Biografi Hans Bague Jassin, Seorang Pengarang, Penerjemah, dan Penyunting – Membicarakan tentang dunia sastra, nama seorang Hans Bague Jassin atau yang biasa disingkat HB Jassin wajib masuk dalam radar kita. Bagaimana tidak, seorang yang dikenal sebagai “Paus Sastra Indonesia” ini merupakan sosok di belakang Pusat Dokumentasi Sastra (PDS) HB Jassin yang saat ini menjadi pusat dokumentasi sastra Indonesia terlengkap di dunia. Lantas bagaimana sebenarnya perjalanan beliau ini. Mari mengenal lebih jauh melalui biografi H. B. Jassin berikut.
Biografi Hans Bague Jassin
Kehidupan Awal dan Masa Kecil
H.B. Jassin mempunyai nama lengkap Hans Bague Jassin, sering dipanggil Jassin.

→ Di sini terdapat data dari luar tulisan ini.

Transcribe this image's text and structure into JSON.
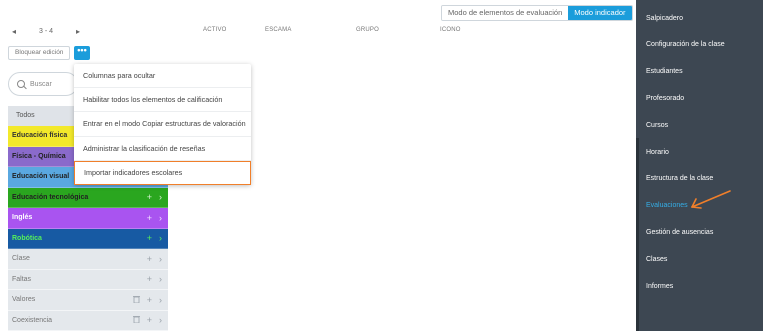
{
  "header": {
    "pager": {
      "prev_icon": "chevron-left-icon",
      "range": "3 - 4",
      "next_icon": "chevron-right-icon"
    },
    "columns": [
      "ACTIVO",
      "ESCAMA",
      "GRUPO",
      "ICONO"
    ],
    "modes": [
      "Modo de elementos de evaluación",
      "Modo indicador"
    ],
    "lock_label": "Bloquear edición",
    "more_label": "•••"
  },
  "search": {
    "placeholder": "Buscar",
    "icon": "search-icon"
  },
  "menu": {
    "items": [
      "Columnas para ocultar",
      "Habilitar todos los elementos de calificación",
      "Entrar en el modo Copiar estructuras de valoración",
      "Administrar la clasificación de reseñas",
      "Importar indicadores escolares"
    ],
    "highlight_index": 4,
    "highlight_color": "#f07f2a"
  },
  "categories": {
    "all_label": "Todos",
    "items": [
      {
        "label": "Educación física",
        "color": "#f3e92b",
        "text_color": "#333333"
      },
      {
        "label": "Física - Química",
        "color": "#8a6acb",
        "text_color": "#222222"
      },
      {
        "label": "Educación visual",
        "color": "#5aa8e0",
        "text_color": "#222222"
      },
      {
        "label": "Educación tecnológica",
        "color": "#2aa61f",
        "text_color": "#222222"
      },
      {
        "label": "Inglés",
        "color": "#a954f0",
        "text_color": "#ffffff"
      },
      {
        "label": "Robótica",
        "color": "#175aa3",
        "text_color": "#54f05a"
      },
      {
        "label": "Clase",
        "color": "#e4e8ec",
        "text_color": "#777777"
      },
      {
        "label": "Faltas",
        "color": "#e4e8ec",
        "text_color": "#777777"
      },
      {
        "label": "Valores",
        "color": "#e4e8ec",
        "text_color": "#777777"
      },
      {
        "label": "Coexistencia",
        "color": "#e4e8ec",
        "text_color": "#777777"
      }
    ],
    "plus": "+",
    "chevron": "›",
    "trash_icon": "trash-icon"
  },
  "sidebar": {
    "items": [
      "Salpicadero",
      "Configuración de la clase",
      "Estudiantes",
      "Profesorado",
      "Cursos",
      "Horario",
      "Estructura de la clase",
      "Evaluaciones",
      "Gestión de ausencias",
      "Clases",
      "Informes"
    ],
    "active_index": 7,
    "annotation_arrow": "arrow-annotation-icon"
  },
  "colors": {
    "accent": "#1b9ddb",
    "sidebar_bg": "#3d4752",
    "active_link": "#35aee6",
    "annotation": "#f07f2a"
  }
}
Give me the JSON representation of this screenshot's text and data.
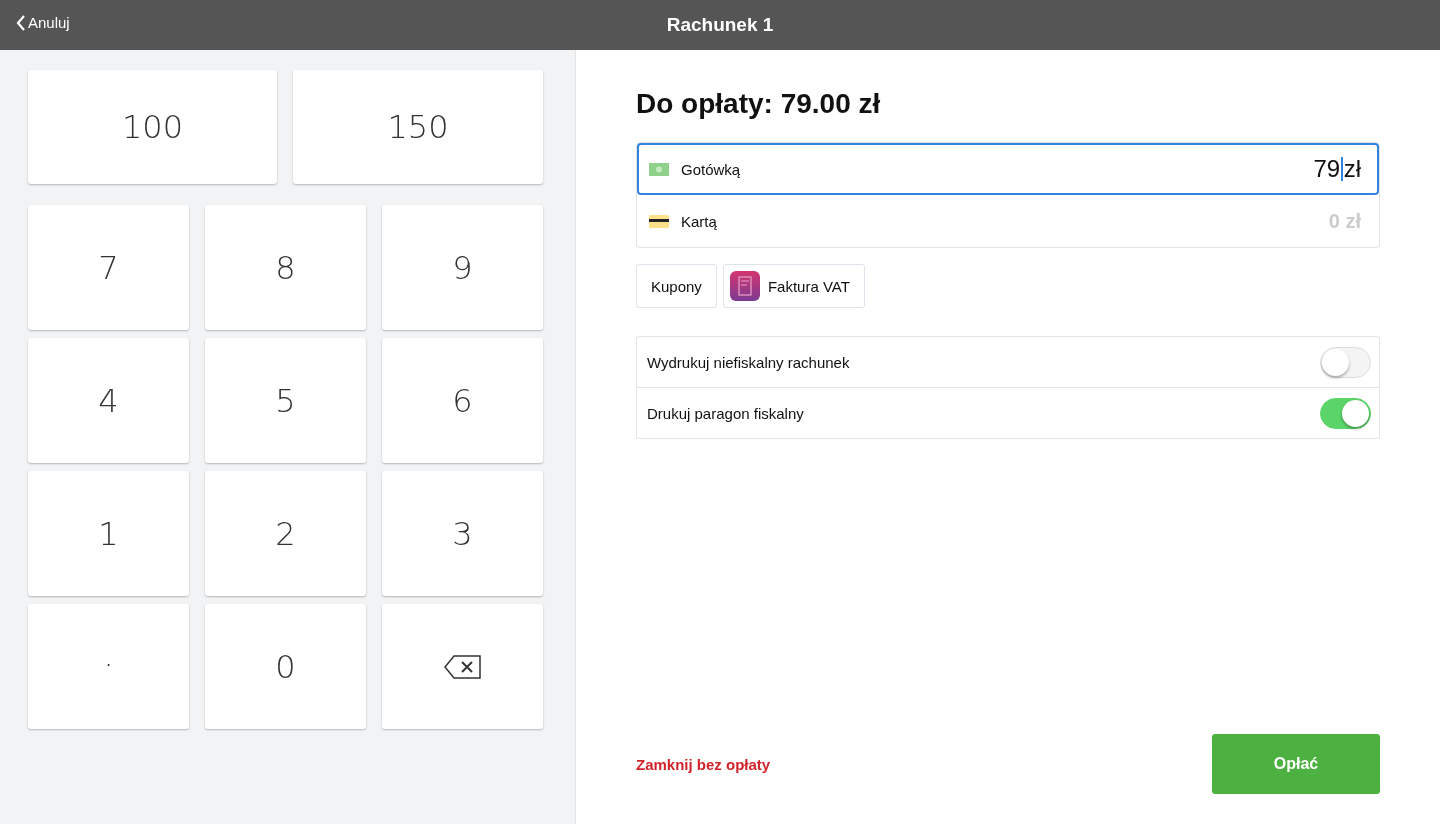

Ia lahir di Gorontalo pada 31 Juli 1917 dan meninggal pada 11 Maret 2000 di Jakarta.
Jassin pada masa kecil sampai taman sekolah dasar berada di tanah kelahirannya, Gorontalo. Gorontalo dulunya merupakan bagian dari Provinsi Sulawesi Utara, yang ibu kotanya berada di Manado. Sekarang Gorontalo sudah berprovinsi sendiri yaitu Provinsi Gorontalo.
Di masa kecil H.B. Jassin, di Gorontalo belum terdapat sekolah dasar. Akhirnya, Jassin diminta bersekolah kepada teman ayahnya selama sekitar satu tahun. Waktu itu, Jassin mempunyai kelebihan yaitu cepat menangkap dan mengingat apa yang telah diajarkan sehingga ia langsung masuk ke kelas dua, yaitu sekolah dasar khusus pribumi di zaman Belanda yang bernama Hollandsch Inlandsche School (HIS).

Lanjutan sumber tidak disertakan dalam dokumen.